Nuestro lenguaje está dañado. Nuestra escritura es culpable. Y lo seguirá siendo mientras no seamos capaces de vernos a la luz de Auschwitz. Otros habrá que prefieran vivir como neonatos hasta el día de su muerte. El Holocausto no es singular por las víctimas sino por los victimarios. Y no fueron los otros: fuimos nosotros. Algo que teníamos olvidado, que quizá estaba latente en nuestra naturaleza, pero que en todo caso permanecía dormido en nuestro mundo o, más bien, reprimido. Algo brutal logra en un momento liberarse, despierta, se manifiesta o sencillamente vuelve, pillando por sorpresa a nuestras buenas conciencias. Y entonces: yo no soy esta atrocidad, soy lo otro no atroz, o mi reino no es de este mundo. Fue así como perdimos el mundo y a solas nos quedamos con su palabra. En Auschwitz perdió el mundo la Modernidad porque su discurso, el discurso moderno, no puede referirlo. Por eso Auschwitz es un acontecimiento (pág. 52).

Fernández Vítores radiografía la cadena causal que conduce del Estado del Bienestar a la Tanatopolítica y de ésta al Exterminio.

Lo que hay que explicar no es cómo el nazismo rompe la lógica del capital sino cómo esta misma lógica permite, en ciertas circunstancias, esa deriva ideológica (pág. 43).

Un capitalismo no integrado sólo puede poner en marcha la máquina de hacer billetes para superar una crisis económica y social a costa de exportar la inflación que es incapaz de asumir. El nacionalsocialismo fue una deriva demagógica hacia el bienestar (pág. 44).

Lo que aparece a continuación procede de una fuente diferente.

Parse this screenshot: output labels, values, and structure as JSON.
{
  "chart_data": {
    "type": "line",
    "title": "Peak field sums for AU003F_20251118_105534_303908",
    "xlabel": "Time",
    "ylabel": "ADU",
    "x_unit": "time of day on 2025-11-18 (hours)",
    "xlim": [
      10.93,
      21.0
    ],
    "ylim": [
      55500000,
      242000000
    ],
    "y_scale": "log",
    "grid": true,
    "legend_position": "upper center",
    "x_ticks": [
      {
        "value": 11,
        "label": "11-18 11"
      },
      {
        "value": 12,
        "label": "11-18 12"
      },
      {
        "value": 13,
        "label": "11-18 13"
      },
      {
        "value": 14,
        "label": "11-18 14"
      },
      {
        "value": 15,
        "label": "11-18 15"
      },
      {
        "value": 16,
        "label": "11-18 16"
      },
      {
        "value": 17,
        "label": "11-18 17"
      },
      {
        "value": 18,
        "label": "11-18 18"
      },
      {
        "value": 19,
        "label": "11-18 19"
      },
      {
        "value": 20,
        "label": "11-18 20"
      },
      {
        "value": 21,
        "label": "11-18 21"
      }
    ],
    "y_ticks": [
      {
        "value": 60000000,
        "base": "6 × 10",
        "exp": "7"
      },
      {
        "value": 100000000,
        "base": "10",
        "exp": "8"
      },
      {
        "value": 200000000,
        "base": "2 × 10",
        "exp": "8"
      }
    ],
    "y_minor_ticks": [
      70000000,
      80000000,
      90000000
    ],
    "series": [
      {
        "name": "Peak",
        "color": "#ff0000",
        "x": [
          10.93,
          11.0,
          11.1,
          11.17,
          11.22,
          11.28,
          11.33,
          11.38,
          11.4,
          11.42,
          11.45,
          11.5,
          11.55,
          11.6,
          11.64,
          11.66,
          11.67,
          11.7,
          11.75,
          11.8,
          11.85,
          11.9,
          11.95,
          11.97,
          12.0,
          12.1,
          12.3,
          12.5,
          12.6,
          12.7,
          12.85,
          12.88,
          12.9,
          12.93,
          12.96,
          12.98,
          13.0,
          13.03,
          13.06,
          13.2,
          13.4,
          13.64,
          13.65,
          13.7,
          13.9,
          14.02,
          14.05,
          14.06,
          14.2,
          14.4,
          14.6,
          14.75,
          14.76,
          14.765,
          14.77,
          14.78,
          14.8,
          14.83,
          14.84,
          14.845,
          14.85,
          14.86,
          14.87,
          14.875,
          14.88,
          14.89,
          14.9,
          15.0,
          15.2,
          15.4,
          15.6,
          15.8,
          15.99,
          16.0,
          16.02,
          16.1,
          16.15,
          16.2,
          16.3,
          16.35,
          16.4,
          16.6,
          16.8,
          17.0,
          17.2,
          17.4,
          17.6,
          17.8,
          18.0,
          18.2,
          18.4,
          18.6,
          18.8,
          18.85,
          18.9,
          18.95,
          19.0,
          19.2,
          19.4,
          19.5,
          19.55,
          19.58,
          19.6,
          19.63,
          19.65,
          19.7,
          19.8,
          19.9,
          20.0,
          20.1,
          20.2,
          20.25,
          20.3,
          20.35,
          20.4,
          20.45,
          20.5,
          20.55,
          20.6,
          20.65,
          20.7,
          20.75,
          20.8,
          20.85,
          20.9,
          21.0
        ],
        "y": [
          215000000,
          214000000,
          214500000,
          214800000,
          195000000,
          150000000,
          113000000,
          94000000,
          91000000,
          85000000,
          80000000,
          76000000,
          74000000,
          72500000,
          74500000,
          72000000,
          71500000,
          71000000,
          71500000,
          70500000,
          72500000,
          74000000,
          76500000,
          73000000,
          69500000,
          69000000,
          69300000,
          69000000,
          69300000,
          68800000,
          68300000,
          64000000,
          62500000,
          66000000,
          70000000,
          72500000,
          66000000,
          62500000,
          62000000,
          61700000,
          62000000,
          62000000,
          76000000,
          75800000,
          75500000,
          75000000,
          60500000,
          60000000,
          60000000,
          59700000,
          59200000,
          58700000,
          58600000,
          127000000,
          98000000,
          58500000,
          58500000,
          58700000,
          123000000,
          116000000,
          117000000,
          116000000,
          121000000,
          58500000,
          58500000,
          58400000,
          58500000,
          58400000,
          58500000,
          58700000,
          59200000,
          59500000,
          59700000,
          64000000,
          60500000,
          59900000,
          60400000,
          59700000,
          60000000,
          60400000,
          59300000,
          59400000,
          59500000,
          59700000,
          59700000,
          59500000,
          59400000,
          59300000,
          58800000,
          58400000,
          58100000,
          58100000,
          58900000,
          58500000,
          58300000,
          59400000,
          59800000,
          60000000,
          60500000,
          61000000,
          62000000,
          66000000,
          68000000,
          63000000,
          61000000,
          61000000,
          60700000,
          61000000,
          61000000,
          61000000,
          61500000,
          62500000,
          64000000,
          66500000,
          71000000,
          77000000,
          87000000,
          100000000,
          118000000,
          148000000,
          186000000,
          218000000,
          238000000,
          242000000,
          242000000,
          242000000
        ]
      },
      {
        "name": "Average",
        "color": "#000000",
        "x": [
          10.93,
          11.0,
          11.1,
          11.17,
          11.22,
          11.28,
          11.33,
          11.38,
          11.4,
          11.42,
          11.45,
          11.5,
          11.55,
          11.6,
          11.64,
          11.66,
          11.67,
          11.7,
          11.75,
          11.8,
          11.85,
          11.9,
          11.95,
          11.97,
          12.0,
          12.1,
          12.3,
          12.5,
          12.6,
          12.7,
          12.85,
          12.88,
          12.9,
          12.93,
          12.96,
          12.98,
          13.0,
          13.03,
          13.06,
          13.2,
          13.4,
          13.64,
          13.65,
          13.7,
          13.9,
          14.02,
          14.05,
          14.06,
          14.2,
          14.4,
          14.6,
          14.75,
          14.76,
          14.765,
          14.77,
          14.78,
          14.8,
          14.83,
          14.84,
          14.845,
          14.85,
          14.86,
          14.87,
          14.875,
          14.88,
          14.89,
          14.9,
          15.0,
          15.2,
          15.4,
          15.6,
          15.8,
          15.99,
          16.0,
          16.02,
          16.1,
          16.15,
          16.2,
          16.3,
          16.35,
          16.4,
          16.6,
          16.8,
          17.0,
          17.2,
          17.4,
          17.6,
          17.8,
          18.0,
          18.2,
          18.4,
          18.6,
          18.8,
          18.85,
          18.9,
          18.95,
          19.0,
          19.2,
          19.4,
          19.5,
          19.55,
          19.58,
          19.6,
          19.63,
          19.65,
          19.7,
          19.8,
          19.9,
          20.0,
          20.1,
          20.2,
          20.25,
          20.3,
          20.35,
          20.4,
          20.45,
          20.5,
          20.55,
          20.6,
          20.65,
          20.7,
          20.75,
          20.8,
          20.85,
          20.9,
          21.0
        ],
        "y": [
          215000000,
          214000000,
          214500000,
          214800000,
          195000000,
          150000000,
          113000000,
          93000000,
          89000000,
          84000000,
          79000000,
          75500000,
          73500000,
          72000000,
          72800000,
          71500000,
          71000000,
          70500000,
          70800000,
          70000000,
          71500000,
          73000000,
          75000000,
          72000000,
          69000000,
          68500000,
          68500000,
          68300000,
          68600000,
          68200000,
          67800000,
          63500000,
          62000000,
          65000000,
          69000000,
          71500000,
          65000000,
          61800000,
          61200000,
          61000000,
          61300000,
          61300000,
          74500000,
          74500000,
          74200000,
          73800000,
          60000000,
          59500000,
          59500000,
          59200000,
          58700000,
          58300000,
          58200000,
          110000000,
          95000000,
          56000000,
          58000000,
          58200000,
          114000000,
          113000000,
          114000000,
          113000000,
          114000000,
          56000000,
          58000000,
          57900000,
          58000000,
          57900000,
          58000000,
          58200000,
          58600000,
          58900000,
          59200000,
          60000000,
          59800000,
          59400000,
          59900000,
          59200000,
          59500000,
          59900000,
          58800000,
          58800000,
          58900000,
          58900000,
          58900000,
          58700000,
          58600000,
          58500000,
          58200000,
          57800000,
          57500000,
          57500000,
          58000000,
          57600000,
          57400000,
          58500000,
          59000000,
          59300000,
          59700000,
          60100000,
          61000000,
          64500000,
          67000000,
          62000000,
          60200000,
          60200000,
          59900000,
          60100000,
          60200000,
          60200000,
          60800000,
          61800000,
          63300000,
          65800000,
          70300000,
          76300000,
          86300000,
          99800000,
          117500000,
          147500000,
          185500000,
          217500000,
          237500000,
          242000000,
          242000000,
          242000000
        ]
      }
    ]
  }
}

El Estado del Bienestar, y no su quiebra, es genocida. Ante semejante amenaza ¿es posible siquiera lo que denominamos sociedad civil?:

Sabemos –tras el Holocausto– que lo que suele llamarse "sociedad civil" no basta para poner freno al genocidio, que a veces es necesario un Estado que como poder la represente. (...) dejar en manos del Estado nuestro bienestar se nos antoja que es cavar nuestra propia tumba... en el aire. Hora es de desligar la noción de bienestar de la palabra estado. El "estado del bienestar" ha existido, efectivamente: ha existido un Estado empeñado en propiciar un cierto nivel de vida a los hombres que vivían bajo su égida. Ha existido: pretérito perfecto; ya no existe. Y esto es especialmente trágico en la estatalizada Europa, una fantasmagoría cuya sociedad civil está decrépita y donde hoy se encuentra el mejor caldo de cultivo para nuevas monstruosidades demagógicas (pág. 49).

Sin poner la menor esperanza en que sus palabras tengan efecto real sobre el que las escucha y la sociedad de la que habla, el filósofo da el aviso. La escritura ha quedado herida de muerte tras el Holocausto. Seguir escribiendo es o bien mera producción de estupidez solemne, olvido cómplice de Auschwitz, o bien el imposible teológico de ponerle palabras al mal que nos constituye. Escribir hoy es demasiado duro, demasiado inocuo, demasiado necesario.

 

RAÚL FERNÁNDEZ VÍTORES: SÉNECA EN AUSCHWITZ. LA ESCRITURA CULPABLE. Páginas de Espuma (Madrid), 2010, 107 páginas.